The American Booksellers Association and Barnes & Noble have teamed up to file a motion for permission to file a "friend of the court" brief in the Department of Justice’s settlement agreement with Simon & Schuster, Hachette, and HarperCollins. In asking the court to file an amicus brief, the two booksellers argue that the DoJ’s agreement with the three publishers would hurt their businesses by forcing the houses to discontinue agency pricing on e-books for two years, even though the agency model has never been found to be illegal. The motion blasts the DoJ’s response to the 868 comments it received about the settlement as lacking any understanding of the publishing business and therefore the ABA and B&N should be allowed to file an amicus brief to correct the inaccuracies made by the DoJ.

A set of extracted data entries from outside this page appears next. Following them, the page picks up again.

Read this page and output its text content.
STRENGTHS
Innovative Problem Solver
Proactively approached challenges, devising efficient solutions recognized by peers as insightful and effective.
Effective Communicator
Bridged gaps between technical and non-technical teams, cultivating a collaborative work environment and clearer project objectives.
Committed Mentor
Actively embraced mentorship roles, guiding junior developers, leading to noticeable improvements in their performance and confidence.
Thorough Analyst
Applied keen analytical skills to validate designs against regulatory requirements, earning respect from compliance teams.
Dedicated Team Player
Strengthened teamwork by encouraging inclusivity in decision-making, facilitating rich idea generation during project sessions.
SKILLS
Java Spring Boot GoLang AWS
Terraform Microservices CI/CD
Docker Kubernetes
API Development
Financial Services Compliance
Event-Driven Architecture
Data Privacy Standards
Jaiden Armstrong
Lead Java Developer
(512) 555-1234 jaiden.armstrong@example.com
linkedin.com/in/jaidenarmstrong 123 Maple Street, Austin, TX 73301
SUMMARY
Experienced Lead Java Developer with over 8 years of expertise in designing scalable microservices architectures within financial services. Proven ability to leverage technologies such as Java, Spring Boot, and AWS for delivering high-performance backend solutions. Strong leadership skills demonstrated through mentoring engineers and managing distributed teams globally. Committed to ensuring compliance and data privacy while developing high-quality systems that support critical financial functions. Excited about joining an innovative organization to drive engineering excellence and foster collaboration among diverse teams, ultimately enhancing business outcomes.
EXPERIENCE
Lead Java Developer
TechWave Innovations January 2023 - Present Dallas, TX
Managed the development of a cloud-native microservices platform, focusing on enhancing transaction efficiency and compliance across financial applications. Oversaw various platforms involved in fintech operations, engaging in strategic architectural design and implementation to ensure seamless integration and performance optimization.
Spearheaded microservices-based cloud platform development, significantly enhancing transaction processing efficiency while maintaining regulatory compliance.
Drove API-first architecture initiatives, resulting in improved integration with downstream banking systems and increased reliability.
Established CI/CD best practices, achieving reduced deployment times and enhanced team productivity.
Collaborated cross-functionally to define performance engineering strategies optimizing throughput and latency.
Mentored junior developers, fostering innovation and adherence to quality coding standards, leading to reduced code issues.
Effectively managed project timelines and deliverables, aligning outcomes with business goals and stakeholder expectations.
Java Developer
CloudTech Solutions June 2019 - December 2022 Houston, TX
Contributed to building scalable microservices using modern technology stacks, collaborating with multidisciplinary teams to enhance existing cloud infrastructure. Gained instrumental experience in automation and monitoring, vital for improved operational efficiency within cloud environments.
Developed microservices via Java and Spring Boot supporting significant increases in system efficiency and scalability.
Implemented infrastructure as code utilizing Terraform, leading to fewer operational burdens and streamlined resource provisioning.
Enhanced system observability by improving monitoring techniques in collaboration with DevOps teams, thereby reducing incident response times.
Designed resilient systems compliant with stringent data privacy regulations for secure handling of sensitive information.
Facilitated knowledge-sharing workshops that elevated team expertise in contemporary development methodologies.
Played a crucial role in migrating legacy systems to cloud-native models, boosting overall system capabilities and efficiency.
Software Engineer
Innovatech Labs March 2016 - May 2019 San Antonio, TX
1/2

The proposed final judgment, the motion contends “represents an unprecedented effort by DOJ to reject its traditional role of ending alleged collusion and to become a super-regulator of thousands of publishing industry participants, the vast majority of whom are not before the Court, in a nascent technology industry DOJ little understands.” If the settlement receives court approval, “the end loser of his unnecessary and burdensome regulatory approach will the American public, who will experience higher overall average e-book and hardback prices and less choice.”
The motion argues that forcing the three publishers to end the agency model, rather than actually punishing the publishers or Apple, would lead to the dismantling of a distribution system that has given rise to a diverse e-book ecosystem that has increased choice in the e-book market. Furthermore, the parties argue, the DoJ provided no rationale explaining why the elimination of the agency model is in the public interest since it is likely that returning to the former sales system would allow Amazon “to continue its below-cost, anticompetitive price [which] will restore Amazon to a monopolistic market share.”
Since B&N and ABA are directly impacted by the proposed final judgment, the two should be permitted to file an amicus brief, the motion concludes, and adds a request that their lawyers be allowed to participate at any hearing that may be held to determine if the judgment is in the public interest.